Signs and Triggers of Depression
Like mania, depression can cause other symptoms as well, but here are seven of the key signs of depression from bipolar disorder:
- feeling sad or hopeless for long periods of time
- Withdrawing from friends and family means People bother you.
- losing interest in activities that you once enjoyed
- having a significant change in appetite
- feeling severe fatigue or lack of energy
- having problems with memory, concentration, and decision making
- thinking about or attempting suicide, or having a preoccupation with death
- You’ve stopped cooking your own meals.
- You’ve stopped mixing with friends.
- You crave sugary food such as chocolates.
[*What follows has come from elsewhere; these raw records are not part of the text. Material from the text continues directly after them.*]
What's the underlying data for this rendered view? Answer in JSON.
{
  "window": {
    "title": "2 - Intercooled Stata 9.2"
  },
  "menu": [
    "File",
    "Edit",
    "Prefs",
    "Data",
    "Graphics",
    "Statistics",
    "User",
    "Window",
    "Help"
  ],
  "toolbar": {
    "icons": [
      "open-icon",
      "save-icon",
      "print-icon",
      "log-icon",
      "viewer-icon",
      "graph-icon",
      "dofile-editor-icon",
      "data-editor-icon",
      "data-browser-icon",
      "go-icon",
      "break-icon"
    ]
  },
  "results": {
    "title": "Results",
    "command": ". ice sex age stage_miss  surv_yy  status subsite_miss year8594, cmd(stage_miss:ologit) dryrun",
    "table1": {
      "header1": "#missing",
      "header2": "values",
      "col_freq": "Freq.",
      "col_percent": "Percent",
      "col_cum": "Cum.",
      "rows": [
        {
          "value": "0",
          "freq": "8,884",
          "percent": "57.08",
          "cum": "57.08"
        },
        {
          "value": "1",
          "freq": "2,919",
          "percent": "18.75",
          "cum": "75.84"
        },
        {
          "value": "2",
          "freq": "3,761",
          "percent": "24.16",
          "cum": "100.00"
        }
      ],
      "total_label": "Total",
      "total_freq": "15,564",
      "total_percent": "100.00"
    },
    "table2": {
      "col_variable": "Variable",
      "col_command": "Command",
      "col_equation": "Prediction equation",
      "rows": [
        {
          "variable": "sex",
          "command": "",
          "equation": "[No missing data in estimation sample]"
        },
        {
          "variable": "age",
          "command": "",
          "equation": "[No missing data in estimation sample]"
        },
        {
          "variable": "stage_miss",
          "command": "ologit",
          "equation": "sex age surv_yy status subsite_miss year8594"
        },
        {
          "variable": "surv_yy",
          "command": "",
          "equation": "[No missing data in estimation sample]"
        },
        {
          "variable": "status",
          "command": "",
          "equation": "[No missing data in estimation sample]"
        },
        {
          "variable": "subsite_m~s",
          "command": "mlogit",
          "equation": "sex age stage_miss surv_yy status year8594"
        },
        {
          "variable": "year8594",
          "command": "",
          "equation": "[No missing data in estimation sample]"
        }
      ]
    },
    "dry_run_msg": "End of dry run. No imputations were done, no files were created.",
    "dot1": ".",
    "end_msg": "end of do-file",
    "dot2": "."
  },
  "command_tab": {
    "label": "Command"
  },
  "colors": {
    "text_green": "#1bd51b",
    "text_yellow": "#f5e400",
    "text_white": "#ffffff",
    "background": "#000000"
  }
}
- You’re getting frequent headaches.
- You don’t care about others becaause you arepreoccupied with your own overwheming emotions.
- You need more sleep and take naps during the day.
Knowing your early warning signs and triggers won’t do you much good if you aren’t keeping close tabs on how you’re feeling. By checking in with yourself through regular mood monitoring, you can be sure that red flags don’t get lost in the shuffle of your busy, daily life.
You can't treat bipolar disorder once and be done with it. It's a lifetime condition, such as multiple sclerosis. That means lifetime management. Follow your treatment plan and live a healthy lifestyle—even when you feel healthy. Many people live well by keeping their bipolar disorder under control. Consult a psychiatrist or clinical psychologist right away if you see yourself fighting between highs and lows; Also, if you see the changes in your close ones. Know that your medicine and therapy may need to change over time. However, never change your treatment plan without first talking with your doctor. There is no doubt that living with bipolar disorder presents its challenges. But it’s equally true that with proper treatment, people can achieve stability and happiness.
“Having bipolar disorder does not mean you are broken, its means you are strong and brave for battling your mind every single day.”